Some of the songs have acquired legend status—“What I Did for Love” for instance, and the invitation to dance, “One”, done not once but twice, the last as a kind a kind of wonderful tribute—the hats, the gloss, the gold the glitter, the unison—to the boys and girls of the chorus line.

Even a chorus line isn’t equal, not even in a show about the chorus line—in this cast there are great dancers, great singers and great groups; some are better singers than dancers and vice versa. But Michelle Arvena, petite, dark-haired, restless and eager, who had to take over the lead role of Cassie close to the show’s opening, is the complete package. In her “The Music and the Mirror” number, she demonstrates a range, tactile, go-anywhere voice that matches her dancing moves, a complete set of gifts with the extra add-on of fine acting.

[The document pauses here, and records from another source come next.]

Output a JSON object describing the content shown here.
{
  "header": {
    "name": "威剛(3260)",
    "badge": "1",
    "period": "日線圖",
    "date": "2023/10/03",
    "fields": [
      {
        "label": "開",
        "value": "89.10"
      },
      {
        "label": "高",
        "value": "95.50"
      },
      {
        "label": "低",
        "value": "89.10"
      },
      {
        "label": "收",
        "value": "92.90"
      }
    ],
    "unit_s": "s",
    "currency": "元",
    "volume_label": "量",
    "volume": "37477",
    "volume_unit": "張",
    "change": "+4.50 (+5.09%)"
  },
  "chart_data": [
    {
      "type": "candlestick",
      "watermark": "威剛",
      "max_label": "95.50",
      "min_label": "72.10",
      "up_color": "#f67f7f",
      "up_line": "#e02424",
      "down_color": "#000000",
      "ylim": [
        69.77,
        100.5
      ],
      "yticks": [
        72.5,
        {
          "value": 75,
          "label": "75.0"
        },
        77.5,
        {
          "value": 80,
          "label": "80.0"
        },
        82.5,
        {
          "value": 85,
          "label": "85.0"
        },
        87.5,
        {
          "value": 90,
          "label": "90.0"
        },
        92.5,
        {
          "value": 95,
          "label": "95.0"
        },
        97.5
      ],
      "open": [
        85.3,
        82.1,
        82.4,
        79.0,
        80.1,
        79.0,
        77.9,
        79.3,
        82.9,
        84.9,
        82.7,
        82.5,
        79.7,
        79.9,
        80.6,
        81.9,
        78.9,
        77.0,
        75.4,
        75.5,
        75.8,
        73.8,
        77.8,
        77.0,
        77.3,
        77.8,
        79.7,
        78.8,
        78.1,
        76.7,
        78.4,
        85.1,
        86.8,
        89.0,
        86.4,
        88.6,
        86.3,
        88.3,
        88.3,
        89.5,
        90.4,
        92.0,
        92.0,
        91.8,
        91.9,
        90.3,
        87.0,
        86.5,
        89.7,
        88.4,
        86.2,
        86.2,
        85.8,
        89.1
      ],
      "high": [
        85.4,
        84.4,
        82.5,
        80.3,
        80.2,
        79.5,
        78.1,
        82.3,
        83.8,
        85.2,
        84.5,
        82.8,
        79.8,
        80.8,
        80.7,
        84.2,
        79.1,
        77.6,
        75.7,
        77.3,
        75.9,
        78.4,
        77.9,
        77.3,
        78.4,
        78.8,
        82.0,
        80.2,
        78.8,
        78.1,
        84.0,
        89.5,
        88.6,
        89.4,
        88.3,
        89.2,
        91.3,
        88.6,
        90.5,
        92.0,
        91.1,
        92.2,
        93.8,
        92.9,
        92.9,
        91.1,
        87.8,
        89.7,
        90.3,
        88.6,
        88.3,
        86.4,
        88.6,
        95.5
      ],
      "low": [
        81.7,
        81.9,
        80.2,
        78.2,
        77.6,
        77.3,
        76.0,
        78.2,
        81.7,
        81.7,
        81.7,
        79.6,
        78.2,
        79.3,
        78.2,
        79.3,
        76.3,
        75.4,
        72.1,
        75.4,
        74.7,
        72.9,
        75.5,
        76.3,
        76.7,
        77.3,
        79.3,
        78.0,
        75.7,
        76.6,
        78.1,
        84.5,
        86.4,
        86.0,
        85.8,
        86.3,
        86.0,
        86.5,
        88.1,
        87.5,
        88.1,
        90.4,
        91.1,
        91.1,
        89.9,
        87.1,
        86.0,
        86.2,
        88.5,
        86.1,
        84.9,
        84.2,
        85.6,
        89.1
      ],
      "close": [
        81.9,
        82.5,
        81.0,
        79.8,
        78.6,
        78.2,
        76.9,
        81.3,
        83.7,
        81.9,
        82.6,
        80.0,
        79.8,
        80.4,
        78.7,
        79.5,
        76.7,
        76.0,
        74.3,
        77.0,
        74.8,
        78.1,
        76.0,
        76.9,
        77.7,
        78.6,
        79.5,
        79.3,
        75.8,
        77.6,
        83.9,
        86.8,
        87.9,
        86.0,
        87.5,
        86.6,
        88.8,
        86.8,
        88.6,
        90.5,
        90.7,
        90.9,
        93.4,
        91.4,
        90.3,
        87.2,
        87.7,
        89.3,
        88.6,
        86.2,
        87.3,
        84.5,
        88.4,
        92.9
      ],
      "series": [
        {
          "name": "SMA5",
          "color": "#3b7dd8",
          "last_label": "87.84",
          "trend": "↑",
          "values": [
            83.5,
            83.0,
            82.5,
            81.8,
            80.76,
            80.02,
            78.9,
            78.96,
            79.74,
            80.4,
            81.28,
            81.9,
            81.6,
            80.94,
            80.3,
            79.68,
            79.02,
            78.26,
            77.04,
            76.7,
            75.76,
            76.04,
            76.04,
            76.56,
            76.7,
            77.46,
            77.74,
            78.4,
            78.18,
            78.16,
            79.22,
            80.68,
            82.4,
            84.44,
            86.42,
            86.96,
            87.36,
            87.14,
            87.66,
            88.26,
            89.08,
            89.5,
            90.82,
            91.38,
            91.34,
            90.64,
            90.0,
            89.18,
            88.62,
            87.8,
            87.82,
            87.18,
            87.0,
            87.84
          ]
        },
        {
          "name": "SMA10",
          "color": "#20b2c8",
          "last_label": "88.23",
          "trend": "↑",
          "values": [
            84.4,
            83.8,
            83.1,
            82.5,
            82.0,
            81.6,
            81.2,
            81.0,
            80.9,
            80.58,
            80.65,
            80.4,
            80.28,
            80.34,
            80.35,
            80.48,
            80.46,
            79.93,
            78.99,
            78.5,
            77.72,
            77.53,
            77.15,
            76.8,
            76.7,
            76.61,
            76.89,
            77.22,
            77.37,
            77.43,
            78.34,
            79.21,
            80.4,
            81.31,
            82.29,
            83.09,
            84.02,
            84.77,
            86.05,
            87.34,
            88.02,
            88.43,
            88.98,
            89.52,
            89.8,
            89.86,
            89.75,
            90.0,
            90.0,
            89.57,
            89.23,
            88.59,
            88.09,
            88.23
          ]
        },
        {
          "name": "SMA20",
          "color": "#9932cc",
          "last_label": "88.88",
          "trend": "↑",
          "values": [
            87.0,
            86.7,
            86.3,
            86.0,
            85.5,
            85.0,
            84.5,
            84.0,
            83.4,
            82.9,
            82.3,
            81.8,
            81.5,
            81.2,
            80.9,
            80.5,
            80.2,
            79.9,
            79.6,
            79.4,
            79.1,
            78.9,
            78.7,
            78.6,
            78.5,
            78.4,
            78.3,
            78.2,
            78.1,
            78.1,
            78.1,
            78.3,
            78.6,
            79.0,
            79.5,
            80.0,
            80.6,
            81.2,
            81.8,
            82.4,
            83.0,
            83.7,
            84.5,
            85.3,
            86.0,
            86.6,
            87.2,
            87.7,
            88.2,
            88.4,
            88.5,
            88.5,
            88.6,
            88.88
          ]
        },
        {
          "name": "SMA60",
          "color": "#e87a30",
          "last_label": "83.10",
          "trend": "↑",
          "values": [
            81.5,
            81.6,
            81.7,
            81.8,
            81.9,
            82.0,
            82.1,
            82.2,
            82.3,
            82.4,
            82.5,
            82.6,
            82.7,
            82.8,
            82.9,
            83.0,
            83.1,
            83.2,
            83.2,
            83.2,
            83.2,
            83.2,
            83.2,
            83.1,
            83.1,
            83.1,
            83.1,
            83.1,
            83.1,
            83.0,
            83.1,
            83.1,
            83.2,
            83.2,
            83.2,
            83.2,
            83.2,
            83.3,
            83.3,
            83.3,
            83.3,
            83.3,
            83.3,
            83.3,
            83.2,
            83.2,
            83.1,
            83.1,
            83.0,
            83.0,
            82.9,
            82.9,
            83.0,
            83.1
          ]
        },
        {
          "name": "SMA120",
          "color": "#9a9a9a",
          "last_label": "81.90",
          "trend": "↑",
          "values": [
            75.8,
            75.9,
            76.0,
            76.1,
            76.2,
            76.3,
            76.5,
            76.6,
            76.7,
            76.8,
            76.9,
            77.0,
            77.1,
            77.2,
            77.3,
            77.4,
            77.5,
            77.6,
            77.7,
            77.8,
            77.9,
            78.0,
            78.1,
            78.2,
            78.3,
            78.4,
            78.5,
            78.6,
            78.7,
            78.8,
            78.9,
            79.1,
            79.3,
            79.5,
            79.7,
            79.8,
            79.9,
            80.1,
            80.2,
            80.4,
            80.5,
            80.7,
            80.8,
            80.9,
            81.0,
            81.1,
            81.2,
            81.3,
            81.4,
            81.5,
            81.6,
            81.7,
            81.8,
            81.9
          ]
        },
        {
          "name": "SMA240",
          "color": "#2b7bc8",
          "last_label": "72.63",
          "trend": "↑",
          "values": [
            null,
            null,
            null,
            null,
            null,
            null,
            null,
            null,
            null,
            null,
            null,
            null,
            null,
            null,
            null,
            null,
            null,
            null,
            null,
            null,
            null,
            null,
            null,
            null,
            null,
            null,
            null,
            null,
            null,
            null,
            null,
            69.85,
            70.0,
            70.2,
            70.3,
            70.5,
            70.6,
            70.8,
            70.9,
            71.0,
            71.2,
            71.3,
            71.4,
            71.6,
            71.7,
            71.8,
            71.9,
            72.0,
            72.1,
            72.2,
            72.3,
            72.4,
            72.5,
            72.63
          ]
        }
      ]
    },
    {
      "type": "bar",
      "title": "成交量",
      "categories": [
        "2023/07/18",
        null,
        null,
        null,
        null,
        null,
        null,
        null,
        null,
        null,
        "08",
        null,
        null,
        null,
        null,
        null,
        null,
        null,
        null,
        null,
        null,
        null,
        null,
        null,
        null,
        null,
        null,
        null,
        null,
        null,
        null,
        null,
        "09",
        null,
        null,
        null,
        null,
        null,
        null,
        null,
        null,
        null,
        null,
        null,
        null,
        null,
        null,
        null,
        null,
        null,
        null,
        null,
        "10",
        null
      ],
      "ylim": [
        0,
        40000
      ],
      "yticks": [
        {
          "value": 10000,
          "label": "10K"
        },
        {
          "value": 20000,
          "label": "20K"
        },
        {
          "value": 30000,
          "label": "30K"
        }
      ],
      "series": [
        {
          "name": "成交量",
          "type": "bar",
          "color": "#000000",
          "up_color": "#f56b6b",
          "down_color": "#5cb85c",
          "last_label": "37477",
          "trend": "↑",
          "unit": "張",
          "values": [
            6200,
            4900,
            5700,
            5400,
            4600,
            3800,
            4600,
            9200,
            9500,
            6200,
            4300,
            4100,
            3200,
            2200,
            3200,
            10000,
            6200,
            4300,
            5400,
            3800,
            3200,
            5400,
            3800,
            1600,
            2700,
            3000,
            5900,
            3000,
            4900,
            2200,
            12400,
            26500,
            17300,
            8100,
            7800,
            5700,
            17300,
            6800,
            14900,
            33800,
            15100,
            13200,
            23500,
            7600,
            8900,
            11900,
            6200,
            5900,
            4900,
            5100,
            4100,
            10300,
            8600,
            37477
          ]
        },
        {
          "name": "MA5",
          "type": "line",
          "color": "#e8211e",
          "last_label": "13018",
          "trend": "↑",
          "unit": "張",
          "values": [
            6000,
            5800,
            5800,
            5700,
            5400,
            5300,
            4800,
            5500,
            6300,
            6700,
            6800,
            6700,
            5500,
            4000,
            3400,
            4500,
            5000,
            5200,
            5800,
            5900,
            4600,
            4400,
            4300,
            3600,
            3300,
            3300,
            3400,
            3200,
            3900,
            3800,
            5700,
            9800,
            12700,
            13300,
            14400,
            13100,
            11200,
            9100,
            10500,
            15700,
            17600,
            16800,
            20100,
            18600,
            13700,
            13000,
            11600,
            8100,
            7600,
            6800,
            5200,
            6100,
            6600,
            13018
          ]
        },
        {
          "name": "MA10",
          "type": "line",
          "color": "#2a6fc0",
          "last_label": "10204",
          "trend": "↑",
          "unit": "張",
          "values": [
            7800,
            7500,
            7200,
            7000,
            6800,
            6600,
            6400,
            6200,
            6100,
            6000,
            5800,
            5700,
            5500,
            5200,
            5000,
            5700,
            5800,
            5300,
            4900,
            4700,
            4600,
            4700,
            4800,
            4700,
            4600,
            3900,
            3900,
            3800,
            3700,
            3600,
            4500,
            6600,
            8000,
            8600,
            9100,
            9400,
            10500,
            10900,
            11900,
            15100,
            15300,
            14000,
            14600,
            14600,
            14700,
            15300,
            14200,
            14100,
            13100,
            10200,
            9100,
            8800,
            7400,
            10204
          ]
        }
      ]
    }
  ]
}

This is a one-of-a-kind show because it has room in the middle of proceedings to hear the heart-breaking, moving story of Paul as a monologue, a tale of struggling and identity that Bryan Knowlton tells haltingly, softly, in a quiet voice that packs tremendous power.

Other standouts include a wonderful tap number: “The Tap Combination,” Kyle Schliefer’s sprite sing and dance “I Can do That” and Colleen Hayes’s dead-on rendition of Sheila, a curvy, knowing blonde with attitude, it’s a smart, funny and touching performance.

This is a heart-felt, enthusiastically staged production, and a reminder of just how gifted the late Bennett was, and a deserved moment of glory for all the boys and girls of the chorus line, which—like newspapers—are rapidly disappearing.

Later, nevertheless, the numbers remain in your head: Five-six-seven eight . . . the call to act for the dancers on the line.